Miedo
en las alturas
¡No
es posible! ¡Son las ocho! Voy a llegar tarde al aeropuerto. No puedo faltar a la reunión de la empresa. Es vital captar al cliente asiático ¿Cómo es posible que a pesar de sonar la alarma me quedara de nuevo dormido? Claro, estoy solo en casa y no he oído
ningún ruido. Menos mal que dejé la cafetera preparada y solo falta meter en la
maleta un pijama y la máquina de afeitar. No me queda más remedio que hacer
varias cosas a la vez: llamar a un taxi, beber un café negro sin
azúcar y mirar a través de la ventana para ver si llueve.
¡Maldita sea! Esta llave no entra bien.
Forcejeo sin poder cerrar la puerta del piso. Llamo al ascensor y como siempre,
sube ronroneando como un gato perezoso. ¡Venga, joder, que es para hoy!
Al menos el taxista ya me espera en la puerta. Le he pagado por adelantado más dinero del que cuesta
la carrera para no perder el tiempo y
que pise el acelerador. Al fin se divisa el aeropuerto. Después de tantos
semáforos y retenciones noto cómo se me acelera el pulso. Llego a la
terminal sudando y con la respiración entrecortada. Después del sprint me propongo hacer algo de deporte. Parece
que me va a dar algo. Si no fuera por este trabajo, ¡a estas horas me subía yo a un avión!
¡Qué guapa es la azafata! Me hace pasar con
una sonrisa de modelo. Vaya, aquí también tengo que esperar a que el hombre que
está delante de mí coloque su equipaje. Para abreviar decido ayudarle a colocar
una de las mochilas que lleva. Al levantarla percibo una pulsación, o ¿es un
tictac? Al volverme, observo que la cara barbuda de su dueño no hace ningún
gesto de agradecimiento. Espero no tener que aguantarlo a mi lado.
El avión despega y mis preocupaciones
aumentan con el riesgo del viaje. No soporto los aviones, me hacen sentir
vulnerable y miedoso como un niño. No sé quién es el comandante. Dicen malas
lenguas que a los jefes de vuelo les gusta beber, con eso de que el trabajo duro lo hace el
piloto automático se quedan tan anchos. Los ruiditos de la mochila asaltan mi
memoria. ¿Debería decirle algo a la azafata? Va a pensar que soy un histérico y
que veo demonios donde no los hay. ¿Y si
es una bomba? De todas formas, para algo ponen los escáneres en la entrada del
aeropuerto. Soy un imbécil. Si es una bomba ya no hay remedio. Moriremos todos.

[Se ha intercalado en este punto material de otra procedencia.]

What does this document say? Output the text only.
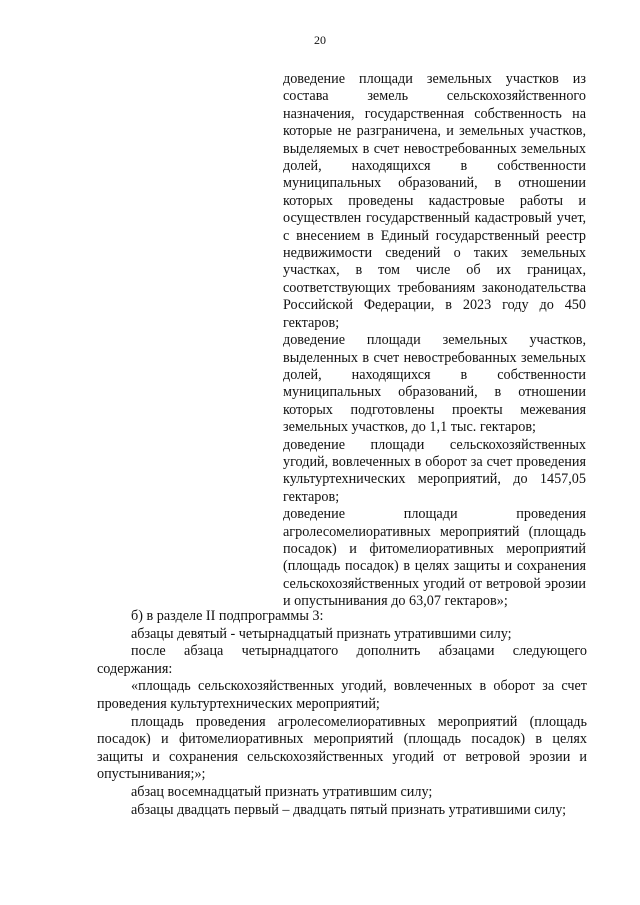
20

доведение площади земельных участков из состава земель сельскохозяйственного назначения, государственная собственность на которые не разграничена, и земельных участков, выделяемых в счет невостребованных земельных долей, находящихся в собственности муниципальных образований, в отношении которых проведены кадастровые работы и осуществлен государственный кадастровый учет, с внесением в Единый государственный реестр недвижимости сведений о таких земельных участках, в том числе об их границах, соответствующих требованиям законодательства Российской Федерации, в 2023 году до 450 гектаров;

доведение площади земельных участков, выделенных в счет невостребованных земельных долей, находящихся в собственности муниципальных образований, в отношении которых подготовлены проекты межевания земельных участков, до 1,1 тыс. гектаров;

доведение площади сельскохозяйственных угодий, вовлеченных в оборот за счет проведения культуртехнических мероприятий, до 1457,05 гектаров;

доведение площади проведения агролесомелиоративных мероприятий (площадь посадок) и фитомелиоративных мероприятий (площадь посадок) в целях защиты и сохранения сельскохозяйственных угодий от ветровой эрозии и опустынивания до 63,07 гектаров»;

б) в разделе II подпрограммы 3:

абзацы девятый - четырнадцатый признать утратившими силу;

после абзаца четырнадцатого дополнить абзацами следующего содержания:

«площадь сельскохозяйственных угодий, вовлеченных в оборот за счет проведения культуртехнических мероприятий;

площадь проведения агролесомелиоративных мероприятий (площадь посадок) и фитомелиоративных мероприятий (площадь посадок) в целях защиты и сохранения сельскохозяйственных угодий от ветровой эрозии и опустынивания;»;

абзац восемнадцатый признать утратившим силу;

абзацы двадцать первый – двадцать пятый признать утратившими силу;
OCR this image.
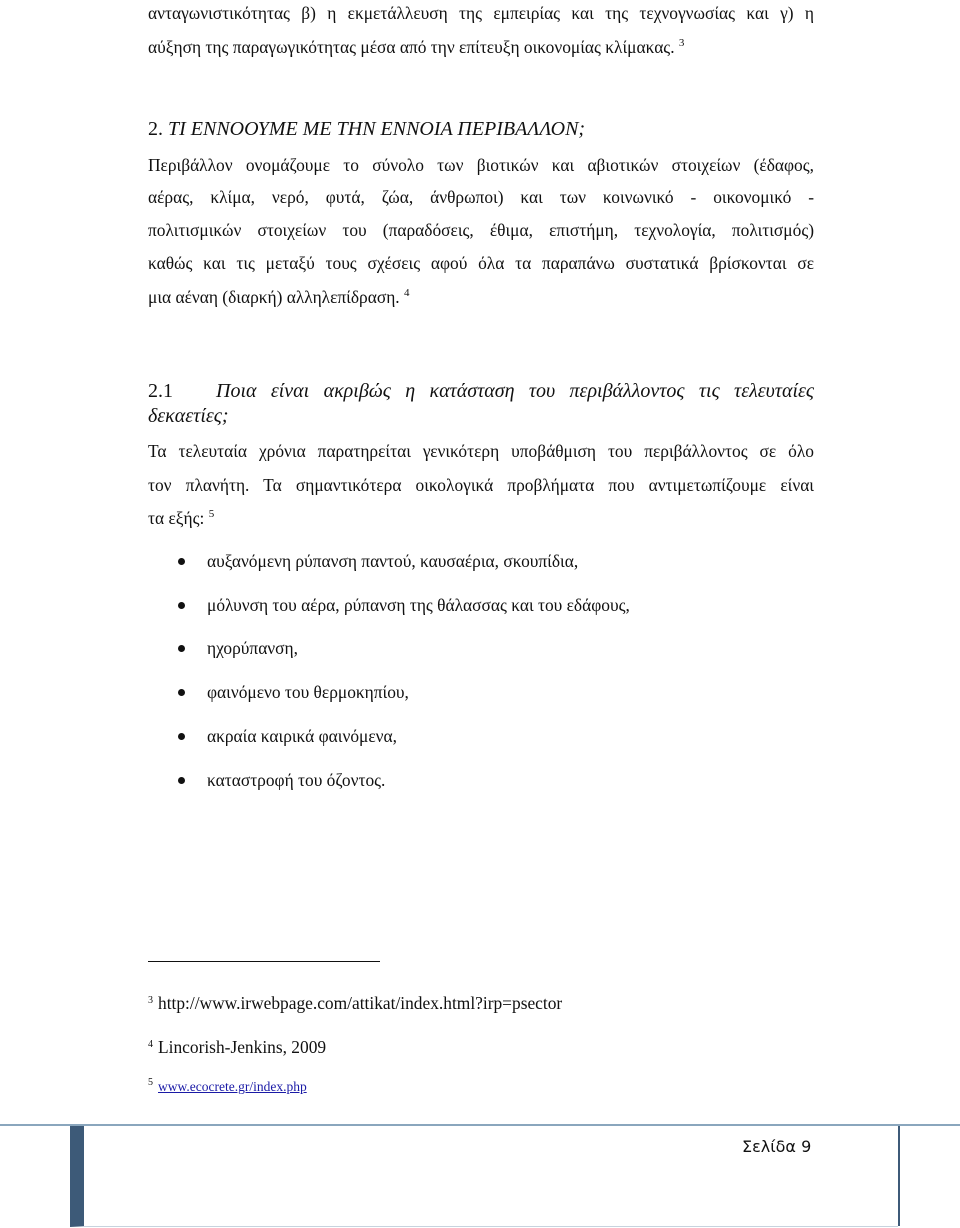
ανταγωνιστικότητας β) η εκμετάλλευση της εμπειρίας και της τεχνογνωσίας και γ) η
αύξηση της παραγωγικότητας μέσα από την επίτευξη οικονομίας κλίμακας. $^3$
2. ΤΙ ΕΝΝΟΟΥΜΕ ΜΕ ΤΗΝ ΕΝΝΟΙΑ ΠΕΡΙΒΑΛΛΟΝ;
Περιβάλλον ονομάζουμε το σύνολο των βιοτικών και αβιοτικών στοιχείων (έδαφος,
αέρας, κλίμα, νερό, φυτά, ζώα, άνθρωποι) και των κοινωνικό - οικονομικό -
πολιτισμικών στοιχείων του (παραδόσεις, έθιμα, επιστήμη, τεχνολογία, πολιτισμός)
καθώς και τις μεταξύ τους σχέσεις αφού όλα τα παραπάνω συστατικά βρίσκονται σε
μια αέναη (διαρκή) αλληλεπίδραση. $^4$
2.1 Ποια είναι ακριβώς η κατάσταση του περιβάλλοντος τις τελευταίες
δεκαετίες;
Τα τελευταία χρόνια παρατηρείται γενικότερη υποβάθμιση του περιβάλλοντος σε όλο
τον πλανήτη. Τα σημαντικότερα οικολογικά προβλήματα που αντιμετωπίζουμε είναι
τα εξής: $^5$
αυξανόμενη ρύπανση παντού, καυσαέρια, σκουπίδια,
μόλυνση του αέρα, ρύπανση της θάλασσας και του εδάφους,
ηχορύπανση,
φαινόμενο του θερμοκηπίου,
ακραία καιρικά φαινόμενα,
καταστροφή του όζοντος.
$^3$ http://www.irwebpage.com/attikat/index.html?irp=psector
$^4$ Lincorish-Jenkins, 2009
$^5$ www.ecocrete.gr/index.php
Σελίδα 9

Suspendidos a más de diez mil metros, volamos sobre
algodones blancos y mi ánimo se queda igual de colgado que el avión. La ingravidez
aparente me hace sentir, por un instante, una paz que me hacía falta. ¿Por qué me esfuerzo tanto
en el trabajo? Uno no debería matarse para poder comprar una vida de lujo. No
hay tiempo para disfrutarla si la ambición se desboca. Y es tan fácil que
todo desaparezca en un segundo. Tengo que hacer testamento, no puedo dejar mis
asuntos tan desorganizados. El tictac vuelve de nuevo a mi mente. Tengo que
avisar. ¿Y si está en mi mano evitar la catástrofe?
—¡Azafata!¡Azafata! — Ya viene—. ¿Puede
traerme algo de beber?
¡Cobarde! ¿Pero qué me pasa? Tengo la
obligación… ¡Estoy harto de obligaciones! Igual es mejor desaparecer de una vez. ¿Quién me va a echar en falta? ¿Mi
mujer? Ya…, hace tiempo que sé lo que hace. ¿Mis hijos? No los soporto:
adolescentes malcriados que sólo saben pedir dinero. Ninguno de ellos quiere seguir
mis pasos y mantener la empresa en la que he dejado mi vida. Les soy más
rentable si muero hoy. Al menos, me recordarán agradecidos por no haberles dejado
ninguna deuda.
Noto la vibración del avión. Entramos en
una zona de turbulencias.
–¡Azafata!¡Azafata! —quiero que se
acerque—. Ese hombre de ahí delante, el de la barba, ha subido una mochila a
bordo, puede ser un terrorista. He oído ruidos dentro.
Todas las miradas del pasaje me taladran. Tanto
escándalo por unos relojes infantiles de pared. El hombre con pinta de afgano me mira amenazante. Deseo
desaparecer. Soy un ejecutivo competente, sé tomar decisiones y calibrar las
situaciones de riesgo. ¿Cómo es posible que haya llegado al estado de pánico?
El avión aterriza y ya en suelo firme me
digo convencido: «tengo que plantearme viajar en otros medios de transporte».